Abstract

Our research focused on the effectiveness of high spatial resolution and fully polarimetric L-band SAR (NASA Uninhabited Aerial Vehicle SAR [UAVSAR]) for mapping oil in wetlands, specifically during the Macondo-1 oil spill and its impacts within Barataria Bay in eastern coastal Louisiana. Oil detection relied on PolSAR decomposition and subsequent classifications of the pre-spill (2009) and post-spill (2010) single look complex (SLC) scenes and numerous site observations. Results found that observed shoreline marsh structural damage accompanied by oil occurrence were evident as anomalous features on post-spill but not on the pre-spill SLC flight line data and that these nearshore features were reflected as a change in dominant scatter in Freeman-Durden (FD) and Cloude-Pottier (CP) decompositions and Wishart classifications seeded with the FD and CP classes. Pre- and post-spill SLC data and all decompositions and classifications also revealed a class of interior marshes within the central core of the study region that was associated with a transform of dominant scatter mechanism.

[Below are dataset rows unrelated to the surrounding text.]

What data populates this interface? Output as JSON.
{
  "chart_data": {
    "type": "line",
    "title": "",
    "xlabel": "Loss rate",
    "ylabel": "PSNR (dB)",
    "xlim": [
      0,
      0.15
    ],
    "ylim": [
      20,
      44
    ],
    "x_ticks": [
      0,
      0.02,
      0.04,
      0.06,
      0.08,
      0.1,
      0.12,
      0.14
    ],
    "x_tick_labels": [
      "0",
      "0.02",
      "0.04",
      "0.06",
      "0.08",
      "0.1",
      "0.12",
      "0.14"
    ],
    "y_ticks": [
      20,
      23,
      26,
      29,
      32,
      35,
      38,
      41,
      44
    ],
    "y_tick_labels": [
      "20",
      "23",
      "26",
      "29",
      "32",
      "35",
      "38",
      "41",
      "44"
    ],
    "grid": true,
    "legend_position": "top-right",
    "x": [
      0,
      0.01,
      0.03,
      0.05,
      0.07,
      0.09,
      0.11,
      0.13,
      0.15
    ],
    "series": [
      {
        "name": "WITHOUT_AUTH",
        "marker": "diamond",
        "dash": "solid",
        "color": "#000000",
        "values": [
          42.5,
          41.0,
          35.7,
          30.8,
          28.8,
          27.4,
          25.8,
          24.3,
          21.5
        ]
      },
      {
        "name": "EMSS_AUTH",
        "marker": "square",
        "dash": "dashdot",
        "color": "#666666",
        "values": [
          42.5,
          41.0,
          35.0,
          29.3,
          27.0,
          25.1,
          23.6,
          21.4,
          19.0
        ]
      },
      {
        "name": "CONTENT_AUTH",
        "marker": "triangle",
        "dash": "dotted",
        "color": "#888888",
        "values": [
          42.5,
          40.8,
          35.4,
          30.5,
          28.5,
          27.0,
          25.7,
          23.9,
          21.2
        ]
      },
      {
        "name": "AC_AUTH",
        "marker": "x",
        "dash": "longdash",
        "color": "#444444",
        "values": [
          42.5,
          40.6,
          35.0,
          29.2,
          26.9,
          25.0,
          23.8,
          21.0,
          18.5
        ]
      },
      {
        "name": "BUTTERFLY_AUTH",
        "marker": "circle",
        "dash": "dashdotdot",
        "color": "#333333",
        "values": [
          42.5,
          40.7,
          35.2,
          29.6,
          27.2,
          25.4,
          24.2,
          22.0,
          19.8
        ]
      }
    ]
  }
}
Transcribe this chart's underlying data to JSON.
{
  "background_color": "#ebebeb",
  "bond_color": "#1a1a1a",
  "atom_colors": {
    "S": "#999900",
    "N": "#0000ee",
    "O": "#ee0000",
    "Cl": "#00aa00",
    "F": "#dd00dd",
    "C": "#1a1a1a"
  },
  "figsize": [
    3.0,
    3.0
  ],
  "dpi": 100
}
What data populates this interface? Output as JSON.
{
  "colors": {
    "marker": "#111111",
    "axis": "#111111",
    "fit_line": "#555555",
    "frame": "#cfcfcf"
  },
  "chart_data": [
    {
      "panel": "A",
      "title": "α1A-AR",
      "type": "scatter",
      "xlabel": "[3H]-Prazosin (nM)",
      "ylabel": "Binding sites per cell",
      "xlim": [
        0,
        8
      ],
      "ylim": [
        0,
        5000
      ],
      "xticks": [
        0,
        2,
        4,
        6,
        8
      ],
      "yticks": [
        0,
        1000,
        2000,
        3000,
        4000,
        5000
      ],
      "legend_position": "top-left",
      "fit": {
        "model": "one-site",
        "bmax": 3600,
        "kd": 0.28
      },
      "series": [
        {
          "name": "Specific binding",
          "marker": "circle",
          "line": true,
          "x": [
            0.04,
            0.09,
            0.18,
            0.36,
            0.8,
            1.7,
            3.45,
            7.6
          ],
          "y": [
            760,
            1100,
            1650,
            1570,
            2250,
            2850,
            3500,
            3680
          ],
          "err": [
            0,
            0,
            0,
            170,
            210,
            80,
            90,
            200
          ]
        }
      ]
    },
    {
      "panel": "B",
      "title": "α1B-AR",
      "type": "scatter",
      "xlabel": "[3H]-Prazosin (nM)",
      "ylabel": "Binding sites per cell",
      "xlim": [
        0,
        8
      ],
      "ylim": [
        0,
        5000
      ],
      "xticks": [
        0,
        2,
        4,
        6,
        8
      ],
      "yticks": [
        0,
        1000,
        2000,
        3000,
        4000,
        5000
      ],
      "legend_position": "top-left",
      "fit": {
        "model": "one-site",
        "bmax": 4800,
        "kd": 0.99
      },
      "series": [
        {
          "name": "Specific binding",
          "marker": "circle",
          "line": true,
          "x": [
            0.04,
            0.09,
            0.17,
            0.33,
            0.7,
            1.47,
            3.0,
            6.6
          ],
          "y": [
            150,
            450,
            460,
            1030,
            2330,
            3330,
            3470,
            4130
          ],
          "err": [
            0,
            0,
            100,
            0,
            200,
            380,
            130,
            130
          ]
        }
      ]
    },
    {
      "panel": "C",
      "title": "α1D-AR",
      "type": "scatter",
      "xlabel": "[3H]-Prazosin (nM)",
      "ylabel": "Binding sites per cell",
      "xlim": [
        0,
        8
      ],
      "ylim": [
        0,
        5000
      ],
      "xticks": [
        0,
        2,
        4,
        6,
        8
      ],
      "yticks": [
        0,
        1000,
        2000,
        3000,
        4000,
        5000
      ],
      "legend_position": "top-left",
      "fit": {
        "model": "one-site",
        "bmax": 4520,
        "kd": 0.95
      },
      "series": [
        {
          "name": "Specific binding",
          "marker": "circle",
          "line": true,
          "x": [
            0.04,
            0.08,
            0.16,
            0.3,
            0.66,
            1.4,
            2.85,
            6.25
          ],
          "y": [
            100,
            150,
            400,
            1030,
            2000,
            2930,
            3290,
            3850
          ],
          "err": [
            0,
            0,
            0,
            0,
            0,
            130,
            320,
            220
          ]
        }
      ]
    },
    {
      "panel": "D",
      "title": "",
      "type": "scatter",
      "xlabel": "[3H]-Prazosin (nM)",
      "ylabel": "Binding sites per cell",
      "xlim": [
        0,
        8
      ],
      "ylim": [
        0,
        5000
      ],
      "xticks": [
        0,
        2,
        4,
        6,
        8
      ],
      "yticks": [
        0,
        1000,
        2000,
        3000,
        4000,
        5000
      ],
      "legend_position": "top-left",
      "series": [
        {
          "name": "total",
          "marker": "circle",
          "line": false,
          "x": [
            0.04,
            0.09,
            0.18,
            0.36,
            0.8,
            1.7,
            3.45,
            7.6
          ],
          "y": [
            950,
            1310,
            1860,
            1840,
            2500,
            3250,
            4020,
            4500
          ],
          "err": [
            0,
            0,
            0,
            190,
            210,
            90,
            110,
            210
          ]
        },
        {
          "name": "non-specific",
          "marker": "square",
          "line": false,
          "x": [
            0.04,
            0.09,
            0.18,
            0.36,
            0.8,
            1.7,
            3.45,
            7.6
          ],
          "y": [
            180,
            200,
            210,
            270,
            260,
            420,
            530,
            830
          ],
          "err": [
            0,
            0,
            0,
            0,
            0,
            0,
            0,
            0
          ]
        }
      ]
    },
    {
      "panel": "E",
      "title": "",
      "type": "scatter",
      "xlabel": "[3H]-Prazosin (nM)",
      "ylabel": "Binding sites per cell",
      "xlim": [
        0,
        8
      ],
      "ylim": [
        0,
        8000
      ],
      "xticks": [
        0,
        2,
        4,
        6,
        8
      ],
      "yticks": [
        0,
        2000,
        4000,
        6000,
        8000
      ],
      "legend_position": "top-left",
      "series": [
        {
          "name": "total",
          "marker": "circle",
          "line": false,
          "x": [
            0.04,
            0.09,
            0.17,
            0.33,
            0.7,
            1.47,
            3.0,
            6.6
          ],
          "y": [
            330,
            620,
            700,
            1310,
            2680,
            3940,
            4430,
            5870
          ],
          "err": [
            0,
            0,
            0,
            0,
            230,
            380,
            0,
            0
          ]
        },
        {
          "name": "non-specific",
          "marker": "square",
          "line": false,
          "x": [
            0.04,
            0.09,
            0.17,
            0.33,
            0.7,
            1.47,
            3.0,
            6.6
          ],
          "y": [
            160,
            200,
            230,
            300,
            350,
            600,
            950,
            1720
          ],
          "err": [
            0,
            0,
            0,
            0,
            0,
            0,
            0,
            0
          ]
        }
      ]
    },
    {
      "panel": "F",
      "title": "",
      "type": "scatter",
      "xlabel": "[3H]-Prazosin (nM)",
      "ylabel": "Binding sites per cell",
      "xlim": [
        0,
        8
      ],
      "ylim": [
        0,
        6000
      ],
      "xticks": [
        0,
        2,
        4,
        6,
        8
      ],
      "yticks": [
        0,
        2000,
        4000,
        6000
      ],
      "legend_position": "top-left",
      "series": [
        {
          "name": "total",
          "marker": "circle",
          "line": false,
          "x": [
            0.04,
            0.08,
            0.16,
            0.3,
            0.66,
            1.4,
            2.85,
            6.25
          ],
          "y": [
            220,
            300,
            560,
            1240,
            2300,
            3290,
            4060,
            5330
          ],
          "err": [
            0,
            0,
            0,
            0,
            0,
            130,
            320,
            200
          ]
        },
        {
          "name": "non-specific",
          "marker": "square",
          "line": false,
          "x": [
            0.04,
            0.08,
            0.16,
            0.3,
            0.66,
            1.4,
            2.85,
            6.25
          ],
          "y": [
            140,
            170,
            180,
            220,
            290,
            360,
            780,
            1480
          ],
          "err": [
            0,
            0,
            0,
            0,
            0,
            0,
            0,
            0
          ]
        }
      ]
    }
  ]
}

The change of dominant scatter is associated with a preponderance of evidence that supports the penetration of oil-polluted waters into interior marshes. Contrary to documented nearshore impacts, however, the lack of contemporaneous observational data and possible shallow flooding in the pre-spill marsh prevent absolute determination of whether UAVSAR detected oil occurrences in the interior marshes.